Thinking about what if this happened to my home country, or to even people that I love dearly. Learning about what the people experienced. I remember thinking, why does conflict need to get to this point? What caused this event? Who are the leaders that had conflict with one another? What were they fighting for? Was this atomic bomb necessary? What can I do to help? And how can I help decrease conflict in today’s age? God gave us this world to take care of and for us to prosper. And here we are fighting over things and destroying the earth God gave us. These are the thoughts that crossed my mind after my experience at the Hiroshima Peace Memorial Museum. I felt ashamed that I was ignorant of all this before, and thankful I got the opportunity to experience everything I did.
People who survived the atomic bomb were left with horrific events cemented into their heads, loved ones lost, confused on the events that just occurred.
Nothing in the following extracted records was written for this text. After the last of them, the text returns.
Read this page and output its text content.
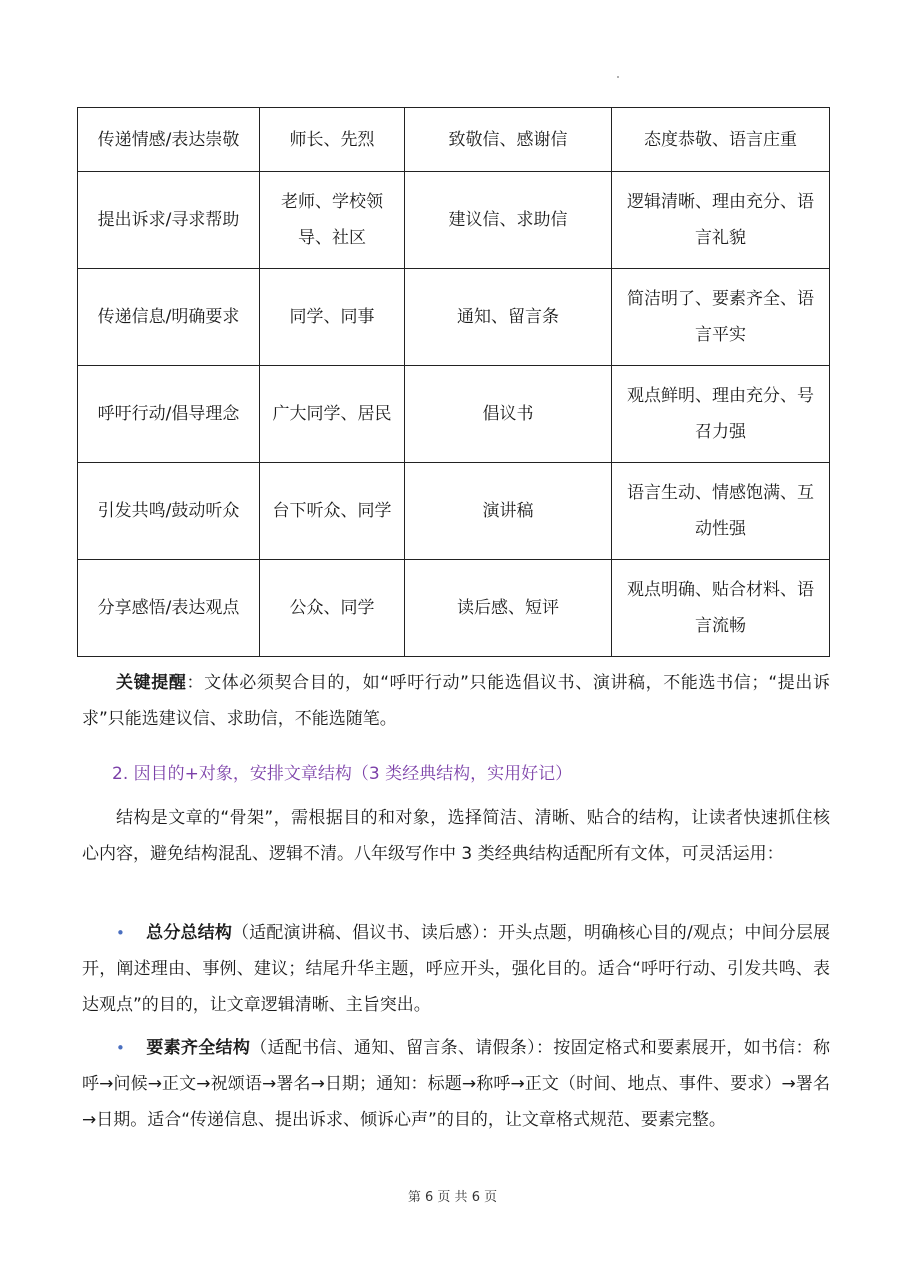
传递情感/表达崇敬	师长、先烈	致敬信、感谢信	态度恭敬、语言庄重
提出诉求/寻求帮助	老师、学校领导、社区	建议信、求助信	逻辑清晰、理由充分、语言礼貌
传递信息/明确要求	同学、同事	通知、留言条	简洁明了、要素齐全、语言平实
呼吁行动/倡导理念	广大同学、居民	倡议书	观点鲜明、理由充分、号召力强
引发共鸣/鼓动听众	台下听众、同学	演讲稿	语言生动、情感饱满、互动性强
分享感悟/表达观点	公众、同学	读后感、短评	观点明确、贴合材料、语言流畅

关键提醒：文体必须契合目的，如“呼吁行动”只能选倡议书、演讲稿，不能选书信；“提出诉求”只能选建议信、求助信，不能选随笔。

2. 因目的+对象，安排文章结构（3 类经典结构，实用好记）

结构是文章的“骨架”，需根据目的和对象，选择简洁、清晰、贴合的结构，让读者快速抓住核心内容，避免结构混乱、逻辑不清。八年级写作中 3 类经典结构适配所有文体，可灵活运用：

• 总分总结构（适配演讲稿、倡议书、读后感）：开头点题，明确核心目的/观点；中间分层展开，阐述理由、事例、建议；结尾升华主题，呼应开头，强化目的。适合“呼吁行动、引发共鸣、表达观点”的目的，让文章逻辑清晰、主旨突出。

• 要素齐全结构（适配书信、通知、留言条、请假条）：按固定格式和要素展开，如书信：称呼→问候→正文→祝颂语→署名→日期；通知：标题→称呼→正文（时间、地点、事件、要求）→署名→日期。适合“传递信息、提出诉求、倾诉心声”的目的，让文章格式规范、要素完整。

第 6 页 共 6 页
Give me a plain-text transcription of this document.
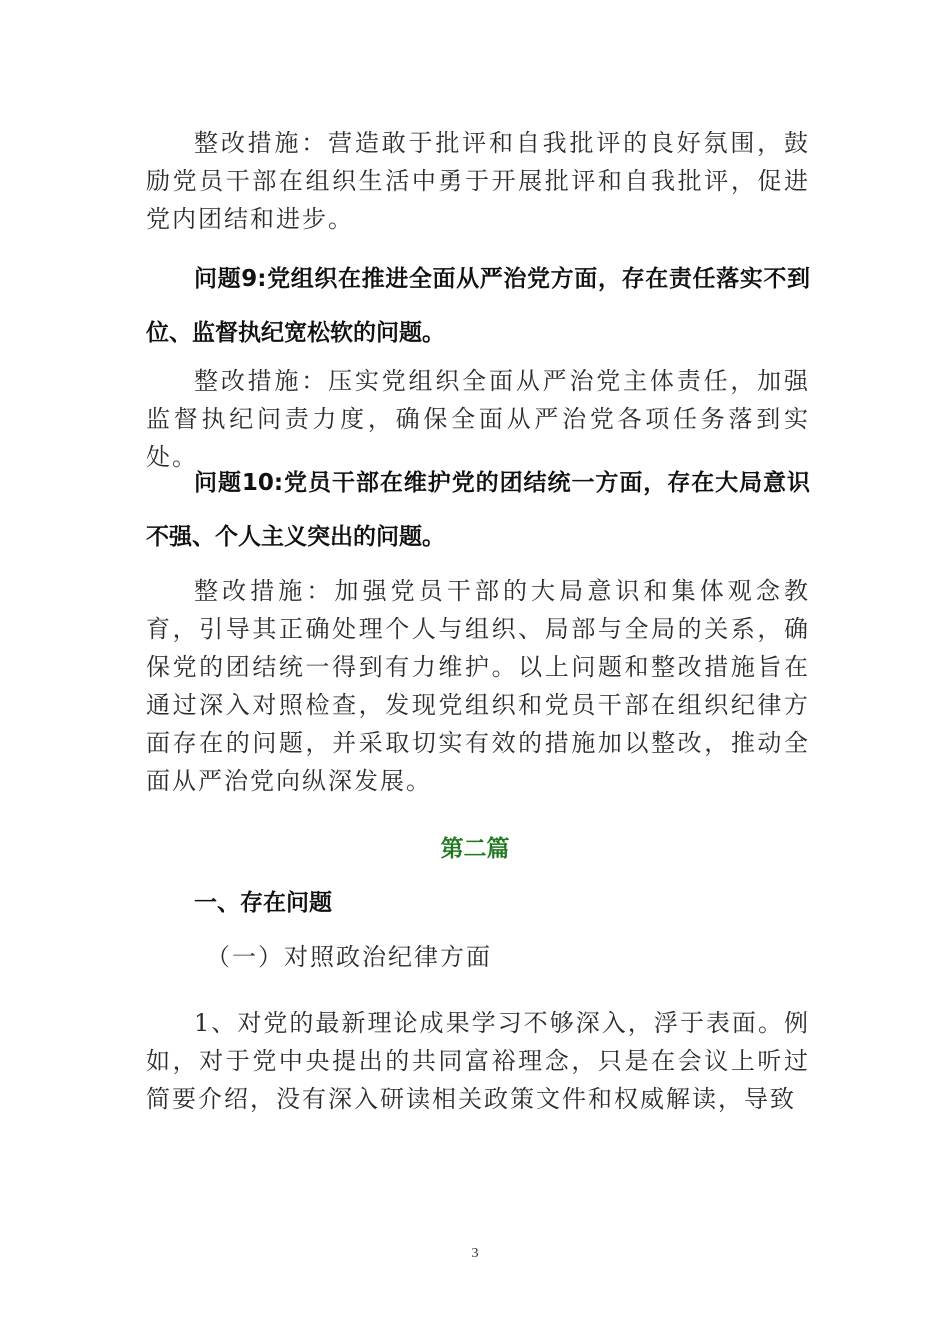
整改措施：营造敢于批评和自我批评的良好氛围，鼓励党员干部在组织生活中勇于开展批评和自我批评，促进党内团结和进步。

问题9:党组织在推进全面从严治党方面，存在责任落实不到位、监督执纪宽松软的问题。

整改措施：压实党组织全面从严治党主体责任，加强监督执纪问责力度，确保全面从严治党各项任务落到实处。

问题10:党员干部在维护党的团结统一方面，存在大局意识不强、个人主义突出的问题。

整改措施：加强党员干部的大局意识和集体观念教育，引导其正确处理个人与组织、局部与全局的关系，确保党的团结统一得到有力维护。以上问题和整改措施旨在通过深入对照检查，发现党组织和党员干部在组织纪律方面存在的问题，并采取切实有效的措施加以整改，推动全面从严治党向纵深发展。

第二篇

一、存在问题

（一）对照政治纪律方面

1、对党的最新理论成果学习不够深入，浮于表面。例如，对于党中央提出的共同富裕理念，只是在会议上听过简要介绍，没有深入研读相关政策文件和权威解读，导致

3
People not being available to receive the resources needed to survive the catastrophic events. It was very sad to see. I remember thinking that there is no need for conflict no matter how great it is. Even in my life, there is no need for conflict, no need for me going back and forth with others, holding grudges, or anything. We should love one another. Imagine if everyone around the world cooperated with one another and loved one another. This earth God gave us would be so amazing.
Then for me sadness became motivation. I can become someone who creates peace and less conflict. Asking myself, how can I use my talents, my gifts, and abilities to promote peace and less conflict in today’s world? What can we all do to promote peace?